The 27th National Workshop on Cutting, Packing, Lot-Sizing, and Scheduling Problems and Related Topics (ONPCE) was held on March 12–13, 2026, at the UFSCar campus in Sorocaba, São Paulo. The event brought together more than 100 researchers, graduate students, and industry practitioners from across Brazil and abroad, marking the fourth consecutive in-person edition since the pandemic.

Organized within the scope of the FAPESP Thematic Project "Cutting, Packing, Lot-Sizing, Scheduling, Routing and Location Problems and their Integration in Industrial and Logistics Settings" (process 2022/05803-3), the workshop served as both a scientific forum and a collaborative gathering for the OptPL research network.

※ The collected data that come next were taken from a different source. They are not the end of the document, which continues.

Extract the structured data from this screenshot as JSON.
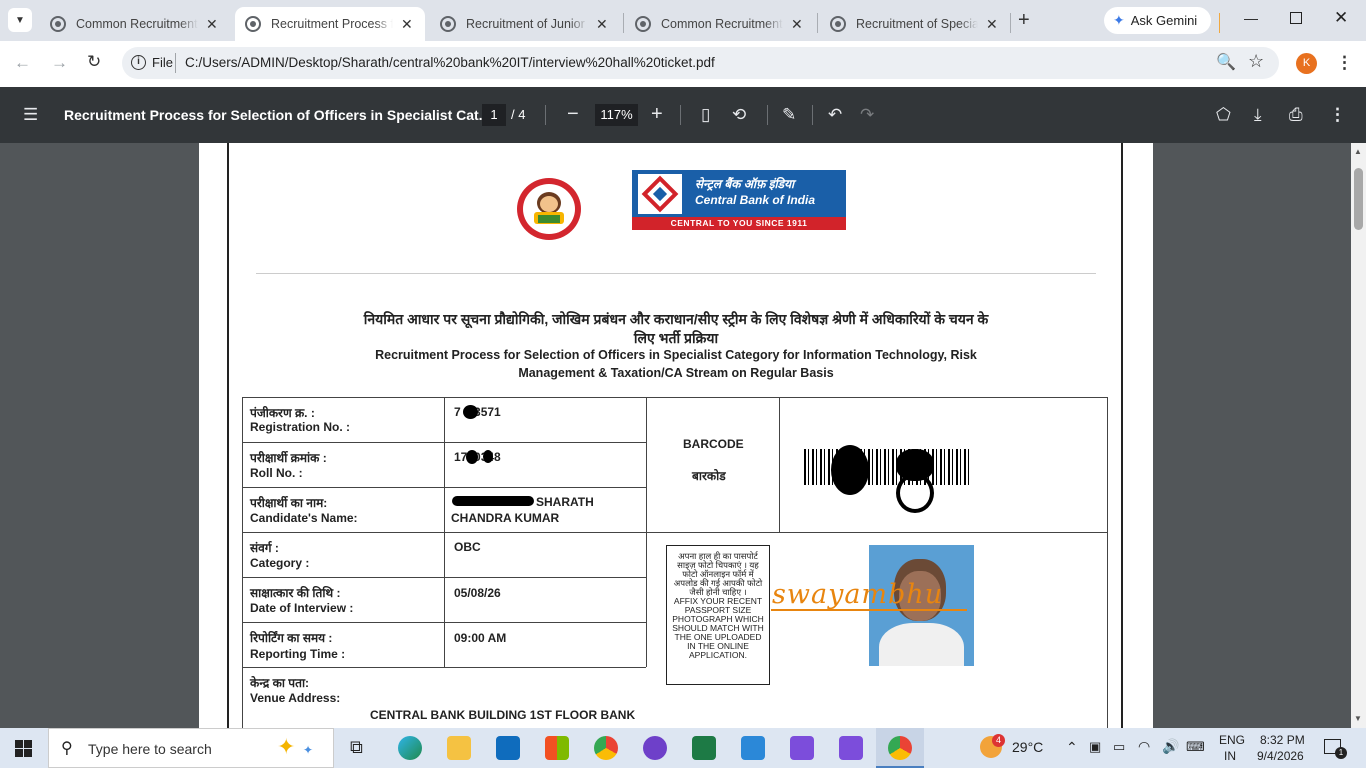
{
  "tabs": [
    {
      "title": "Common Recruitment Process"
    },
    {
      "title": "Recruitment Process for Selection"
    },
    {
      "title": "Recruitment of Junior Associates"
    },
    {
      "title": "Common Recruitment Process"
    },
    {
      "title": "Recruitment of Specialist Officers"
    }
  ],
  "gemini": {
    "label": "Ask Gemini"
  },
  "address": {
    "scheme": "File",
    "url": "C:/Users/ADMIN/Desktop/Sharath/central%20bank%20IT/interview%20hall%20ticket.pdf"
  },
  "profile": {
    "initial": "K"
  },
  "pdf": {
    "title": "Recruitment Process for Selection of Officers in Specialist Cat...",
    "page_current": "1",
    "page_total": "/ 4",
    "zoom": "117%"
  },
  "doc": {
    "bank_name_hi": "सेन्ट्रल बैंक ऑफ़ इंडिया",
    "bank_name_en": "Central Bank of India",
    "bank_tagline": "CENTRAL TO YOU SINCE 1911",
    "heading_hi_1": "नियमित आधार पर सूचना प्रौद्योगिकी, जोखिम प्रबंधन और कराधान/सीए स्ट्रीम के लिए विशेषज्ञ श्रेणी में अधिकारियों के चयन के",
    "heading_hi_2": "लिए भर्ती प्रक्रिया",
    "heading_en_1": "Recruitment Process for Selection of Officers in Specialist Category for Information Technology, Risk",
    "heading_en_2": "Management & Taxation/CA Stream on Regular Basis",
    "rows": [
      {
        "hi": "पंजीकरण क्र. :",
        "en": "Registration No. :",
        "value": "7  13571"
      },
      {
        "hi": "परीक्षार्थी क्रमांक :",
        "en": "Roll No. :",
        "value": "17  0348"
      },
      {
        "hi": "परीक्षार्थी का नाम:",
        "en": "Candidate's Name:",
        "value": "SHARATH",
        "value2": "CHANDRA KUMAR"
      },
      {
        "hi": "संवर्ग :",
        "en": "Category :",
        "value": "OBC"
      },
      {
        "hi": "साक्षात्कार की तिथि :",
        "en": "Date of Interview :",
        "value": "05/08/26"
      },
      {
        "hi": "रिपोर्टिंग का समय :",
        "en": "Reporting Time :",
        "value": "09:00 AM"
      },
      {
        "hi": "केन्द्र का पता:",
        "en": "Venue Address:",
        "value": "CENTRAL BANK BUILDING 1ST FLOOR BANK"
      }
    ],
    "barcode_en": "BARCODE",
    "barcode_hi": "बारकोड",
    "photo_box_hi": "अपना हाल ही का पासपोर्ट साइज़ फोटो चिपकाएं । यह फोटो ऑनलाइन फॉर्म में अपलोड की गई आपकी फोटो जैसी होनी चाहिए ।",
    "photo_box_en": "AFFIX YOUR RECENT PASSPORT SIZE PHOTOGRAPH WHICH SHOULD MATCH WITH THE ONE UPLOADED IN THE ONLINE APPLICATION.",
    "signature": "swayambhu"
  },
  "taskbar": {
    "search_placeholder": "Type here to search",
    "weather_temp": "29°C",
    "weather_badge": "4",
    "lang": "ENG",
    "region": "IN",
    "time": "8:32 PM",
    "date": "9/4/2026",
    "notif_count": "1"
  }
}
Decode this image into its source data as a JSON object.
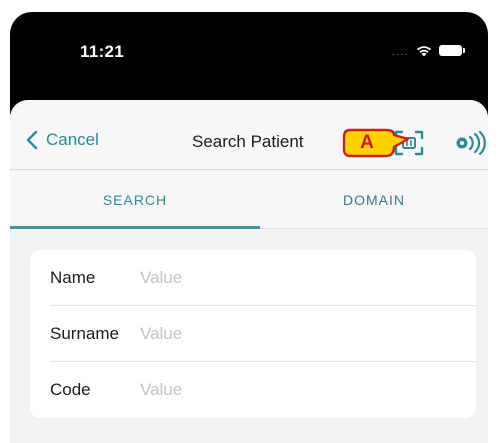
{
  "status_bar": {
    "time": "11:21",
    "signal_dots": "....",
    "icons": [
      "wifi-icon",
      "battery-icon"
    ]
  },
  "navbar": {
    "cancel_label": "Cancel",
    "title": "Search Patient",
    "icons": [
      "chevron-left-icon",
      "barcode-scan-icon",
      "nfc-icon"
    ]
  },
  "annotation": {
    "marker": "A"
  },
  "tabs": [
    {
      "label": "SEARCH",
      "active": true
    },
    {
      "label": "DOMAIN",
      "active": false
    }
  ],
  "form": {
    "fields": [
      {
        "label": "Name",
        "value": "",
        "placeholder": "Value"
      },
      {
        "label": "Surname",
        "value": "",
        "placeholder": "Value"
      },
      {
        "label": "Code",
        "value": "",
        "placeholder": "Value"
      }
    ]
  },
  "colors": {
    "accent": "#2f8a94",
    "tab_indicator": "#3a9aa3",
    "annotation_fill": "#ffd200",
    "annotation_outline": "#c62020"
  }
}
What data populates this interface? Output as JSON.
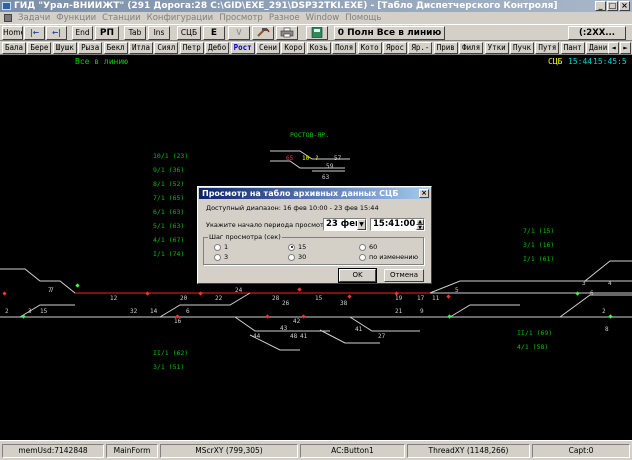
{
  "window": {
    "title": "ГИД \"Урал-ВНИИЖТ\" (291 Дорога:28 C:\\GID\\EXE_291\\DSP32TKI.EXE) - [Табло Диспетчерского Контроля]",
    "buttons": [
      "_",
      "□",
      "×"
    ]
  },
  "menu": [
    "Задачи",
    "Функции",
    "Станции",
    "Конфигурации",
    "Просмотр",
    "Разное",
    "Window",
    "Помощь"
  ],
  "toolbar": {
    "home": "Home",
    "first_icon": "|←",
    "prev_icon": "←|",
    "end": "End",
    "rp": "РП",
    "tab": "Tab",
    "ins": "Ins",
    "sc": "СЦБ",
    "e": "E",
    "v": "V",
    "hammer_icon": "hammer-icon",
    "print_icon": "printer-icon",
    "calc_icon": "calculator-icon",
    "mode_text": "0 Полн Все в линию",
    "zoom_text": "(:2XX..."
  },
  "stations": [
    "Бала",
    "Бере",
    "Шушк",
    "Рыза",
    "Бекл",
    "Итла",
    "Сиял",
    "Петр",
    "Дебо",
    "Рост",
    "Сени",
    "Коро",
    "Козь",
    "Поля",
    "Кото",
    "Ярос",
    "Яр.-",
    "Прив",
    "Филя",
    "Утки",
    "Пучк",
    "Путя",
    "Пант",
    "Дани"
  ],
  "active_station": "Рост",
  "schema": {
    "header_left": "Все в линию",
    "clock_label": "СЦБ",
    "clock_time": "15:44",
    "clock_time2": "15:45:5",
    "station_name": "РОСТОВ-ЯР.",
    "left_tracks": [
      "10/1 (23)",
      "9/1 (36)",
      "8/1 (52)",
      "7/1 (65)",
      "6/1 (63)",
      "5/1 (63)",
      "4/1 (67)",
      "I/1 (74)"
    ],
    "left_bottom": [
      "II/1 (62)",
      "3/1 (51)"
    ],
    "right_tracks": [
      "7/1 (15)",
      "3/1 (16)",
      "I/1 (61)"
    ],
    "right_bottom": [
      "II/1 (69)",
      "4/1 (58)"
    ],
    "platform_nums": [
      "65",
      "10",
      "?",
      "57",
      "59",
      "63"
    ],
    "main_nums": [
      "12",
      "20",
      "24",
      "22",
      "28",
      "15",
      "19",
      "17",
      "11",
      "5",
      "3",
      "6",
      "4",
      "7"
    ],
    "lower_nums": [
      "6",
      "16",
      "14",
      "32",
      "42",
      "26",
      "38",
      "21",
      "9",
      "15",
      "41",
      "27",
      "44",
      "48",
      "43",
      "41",
      "8",
      "2",
      "7",
      "3",
      "2"
    ]
  },
  "dialog": {
    "title": "Просмотр на табло архивных данных СЦБ",
    "range_text": "Доступный диапазон: 16 фев 10:00 - 23 фев 15:44",
    "start_label": "Укажите начало периода просмотра:",
    "date_value": "23 фев",
    "time_value": "15:41:00",
    "group_label": "Шаг просмотра (сек)",
    "options": [
      "1",
      "3",
      "15",
      "30",
      "60",
      "по изменению"
    ],
    "selected_option": "15",
    "ok": "OK",
    "cancel": "Отмена",
    "close": "×"
  },
  "status": [
    "memUsd:7142848",
    "MainForm",
    "MScrXY (799,305)",
    "AC:Button1",
    "ThreadXY (1148,266)",
    "Capt:0"
  ],
  "colors": {
    "track": "#d0d0d0",
    "signal_red": "#ff3030",
    "signal_green": "#40ff40",
    "label_green": "#00c000",
    "label_cyan": "#00d0d0",
    "label_yellow": "#ffff00"
  }
}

"The ONPCE series has been central to consolidating our research community over more than 25 years. It is where ideas turn into collaborations, and collaborations turn into results."

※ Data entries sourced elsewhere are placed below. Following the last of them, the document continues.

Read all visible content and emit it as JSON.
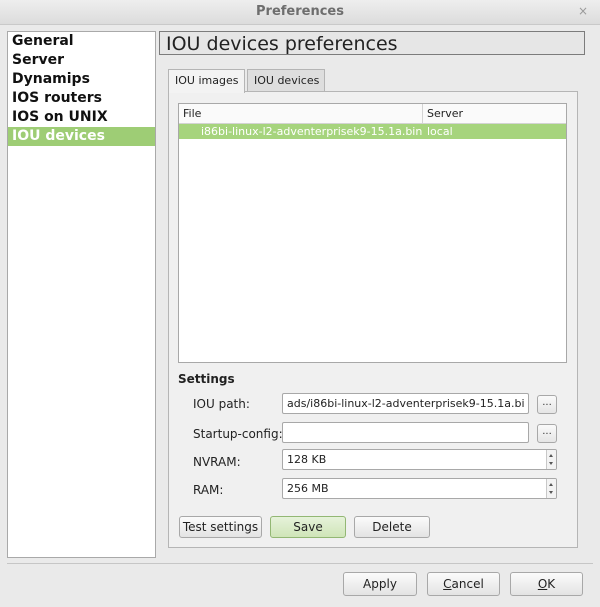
{
  "window": {
    "title": "Preferences",
    "close_glyph": "×"
  },
  "sidebar": {
    "items": [
      {
        "label": "General"
      },
      {
        "label": "Server"
      },
      {
        "label": "Dynamips"
      },
      {
        "label": "IOS routers"
      },
      {
        "label": "IOS on UNIX"
      },
      {
        "label": "IOU devices",
        "selected": true
      }
    ]
  },
  "main": {
    "title": "IOU devices preferences",
    "tabs": [
      {
        "label": "IOU images",
        "active": true
      },
      {
        "label": "IOU devices",
        "active": false
      }
    ],
    "table": {
      "columns": [
        "File",
        "Server"
      ],
      "rows": [
        {
          "file": "i86bi-linux-l2-adventerprisek9-15.1a.bin",
          "server": "local",
          "selected": true
        }
      ]
    },
    "settings": {
      "heading": "Settings",
      "iou_path": {
        "label": "IOU path:",
        "value": "ads/i86bi-linux-l2-adventerprisek9-15.1a.bin",
        "browse": "..."
      },
      "startup_config": {
        "label": "Startup-config:",
        "value": "",
        "browse": "..."
      },
      "nvram": {
        "label": "NVRAM:",
        "value": "128 KB"
      },
      "ram": {
        "label": "RAM:",
        "value": "256 MB"
      }
    },
    "buttons": {
      "test": "Test settings",
      "save": "Save",
      "delete": "Delete"
    }
  },
  "footer": {
    "apply": "Apply",
    "cancel_first": "C",
    "cancel_rest": "ancel",
    "ok_first": "O",
    "ok_rest": "K"
  },
  "colors": {
    "selection": "#9ecd75",
    "row_selected": "#a6d47d"
  }
}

— Prof. Reinaldo Morabito, Project Coordinator, UFSCar

Scientific Program

The two-day program featured three invited talks, five technical sessions, a poster session, and a panel discussion on industry–academia collaboration. On the first day, Prof. Dr. Helenice Oliveira (UNESP) delivered a talk on nonlinear cutting stock problems, followed by Prof. Dr. Claudia Archetti (University of Brescia, Italy) who presented recent advances in vehicle routing under uncertainty. The second day opened with a lecture by Prof. Dr. Eduardo Uchoa Barboza (UFF) on exact methods for combinatorial optimization.

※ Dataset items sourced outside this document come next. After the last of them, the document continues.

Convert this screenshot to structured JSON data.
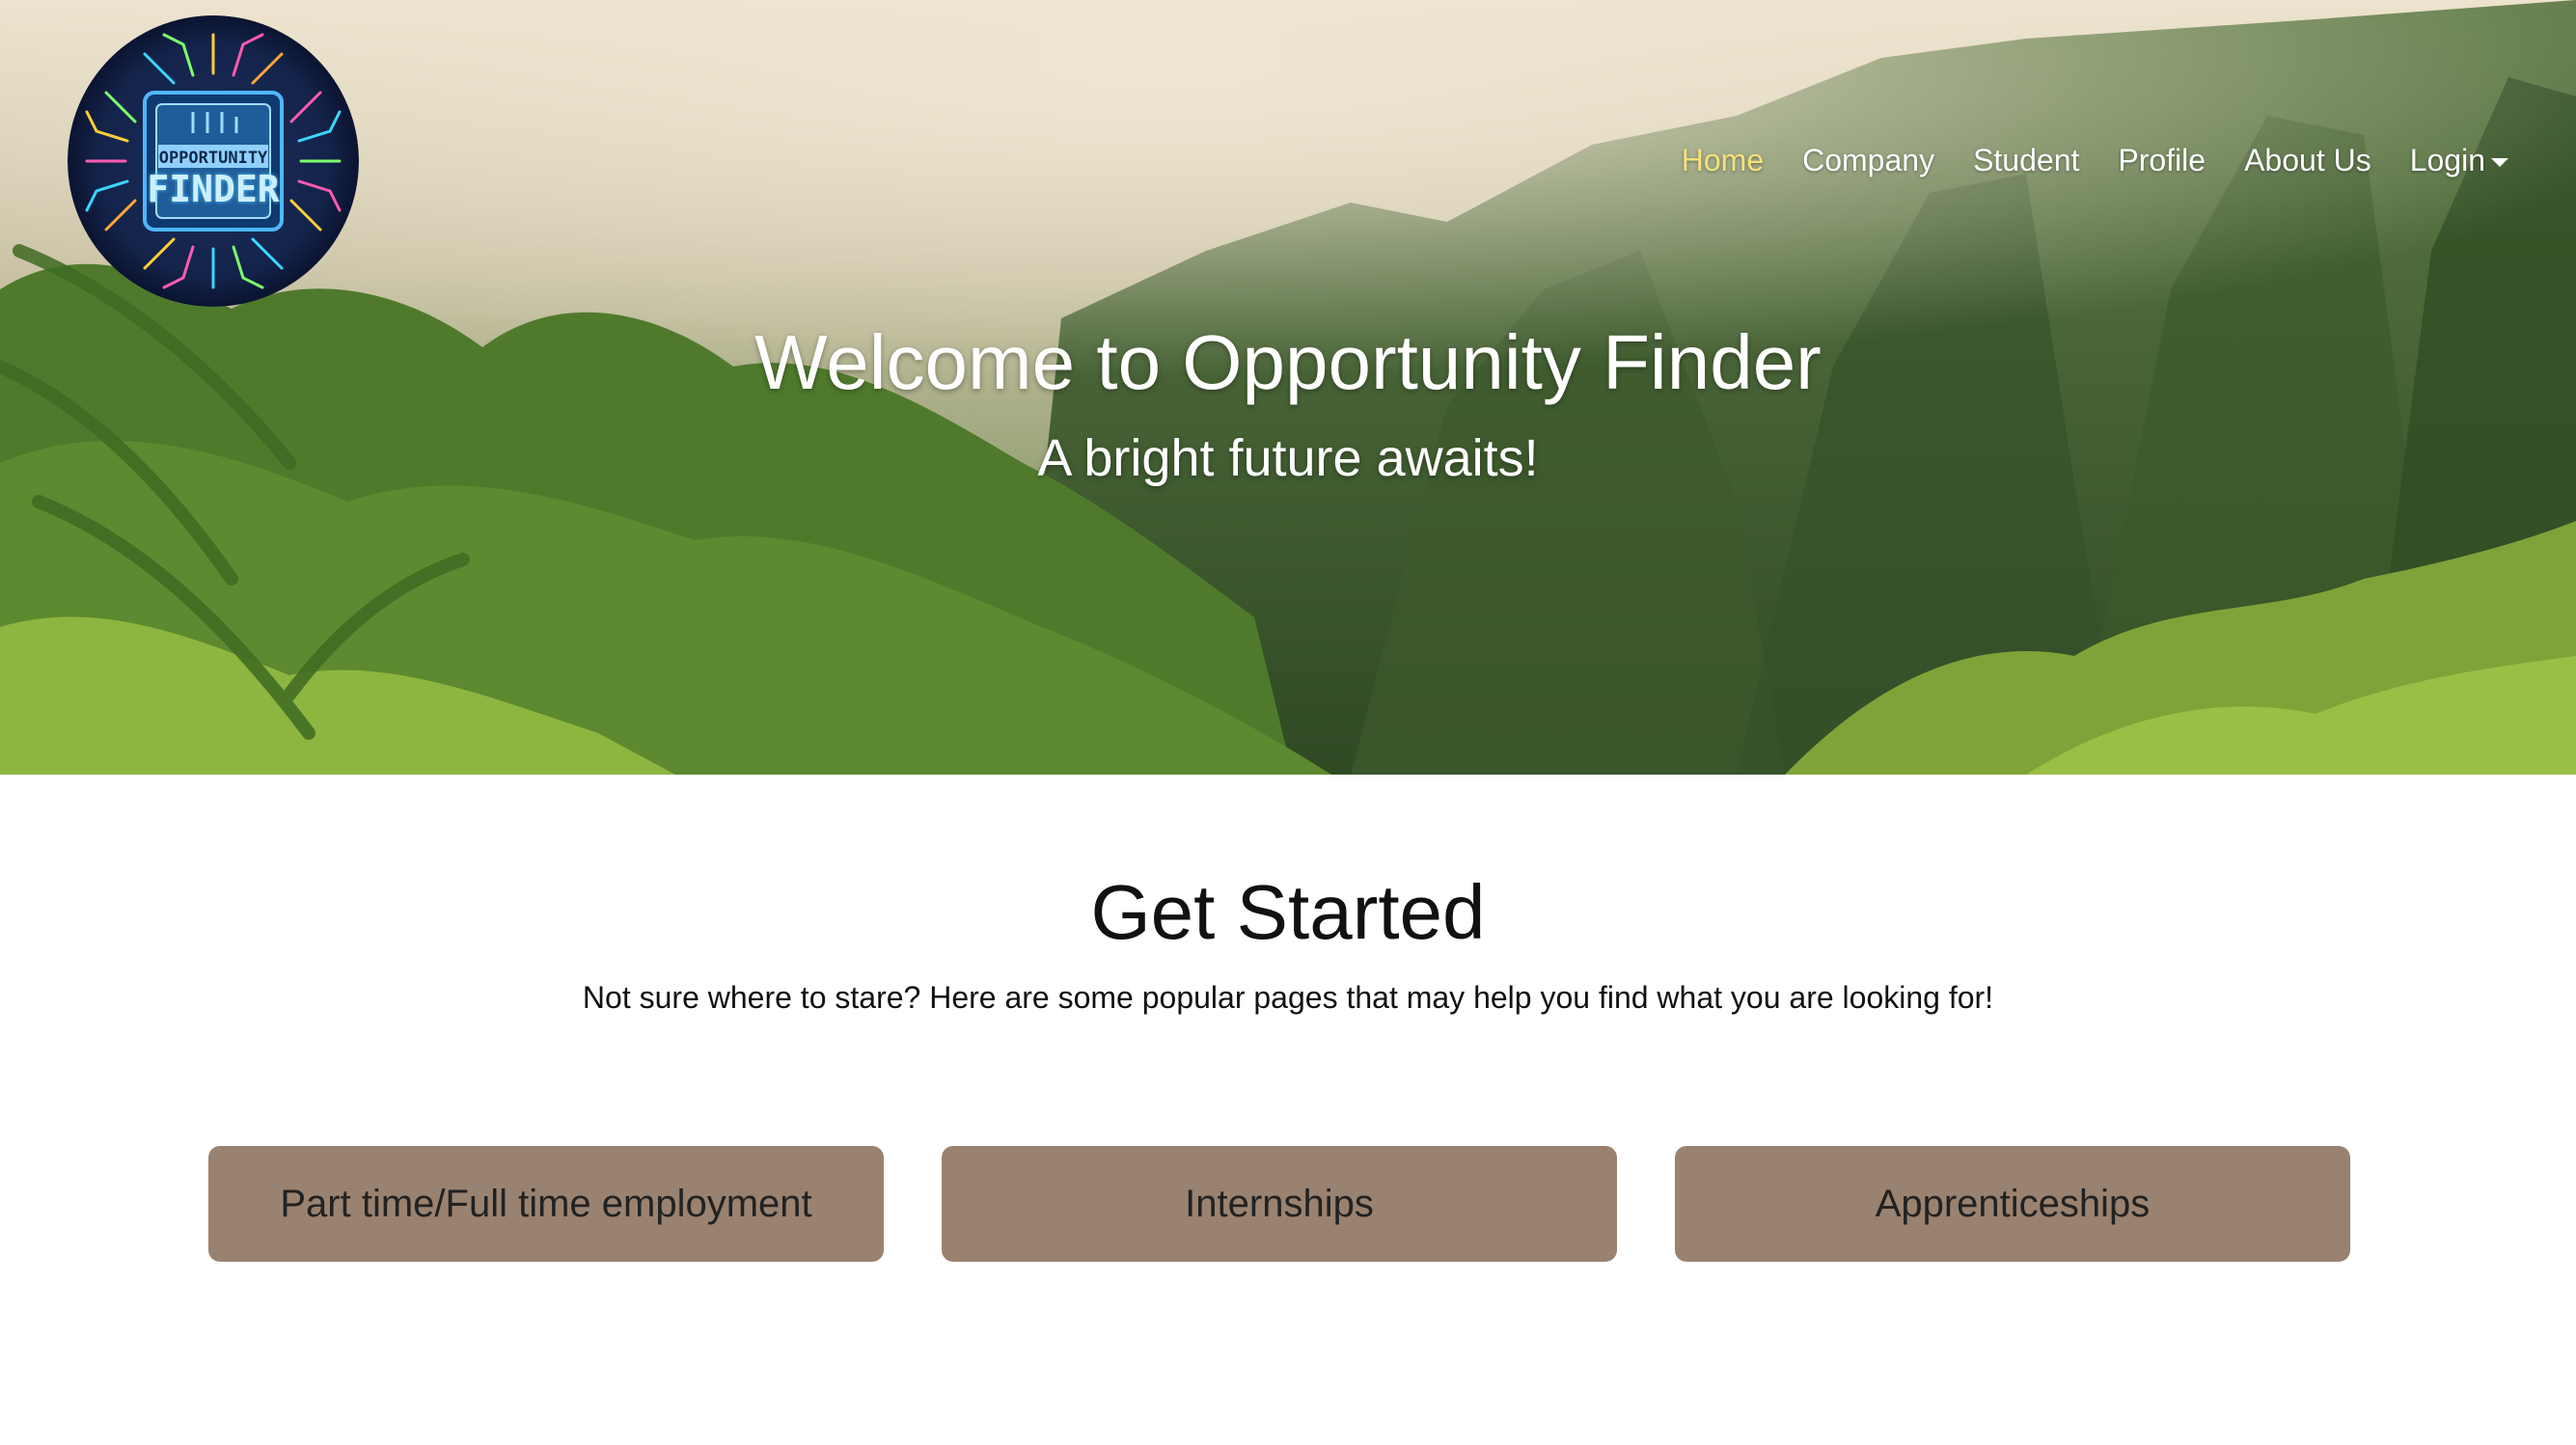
{
  "logo": {
    "line1": "OPPORTUNITY",
    "line2": "FINDER",
    "icon": "circuit-chip-logo"
  },
  "nav": {
    "items": [
      {
        "label": "Home",
        "active": true
      },
      {
        "label": "Company"
      },
      {
        "label": "Student"
      },
      {
        "label": "Profile"
      },
      {
        "label": "About Us"
      },
      {
        "label": "Login",
        "dropdown": true
      }
    ],
    "active_color": "#f3e27a"
  },
  "hero": {
    "title": "Welcome to Opportunity Finder",
    "subtitle": "A bright future awaits!"
  },
  "get_started": {
    "title": "Get Started",
    "text": "Not sure where to stare? Here are some popular pages that may help you find what you are looking for!",
    "buttons": [
      {
        "label": "Part time/Full time employment"
      },
      {
        "label": "Internships"
      },
      {
        "label": "Apprenticeships"
      }
    ],
    "button_color": "#9a8270"
  }
}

Technical sessions covered all seven research areas of the OptPL project — cutting, packing, lot-sizing, scheduling, routing, location, and integrated problems — with 32 paper presentations selected from submitted abstracts. A poster session with 18 contributions was held during the coffee breaks, fostering informal discussion among participants.

Industry–Academia Panel

One of the highlights of this edition was the panel discussion on Friday afternoon, featuring Gabriela Furtado (Mercado Livre), Volnei dos Santos (UniSoma), and Prof. Dr. Tiago A. de Almeida (UFSCar). The panelists discussed the challenges and opportunities of transferring optimization research into real industrial applications, sharing case studies from logistics, e-commerce, and manufacturing sectors.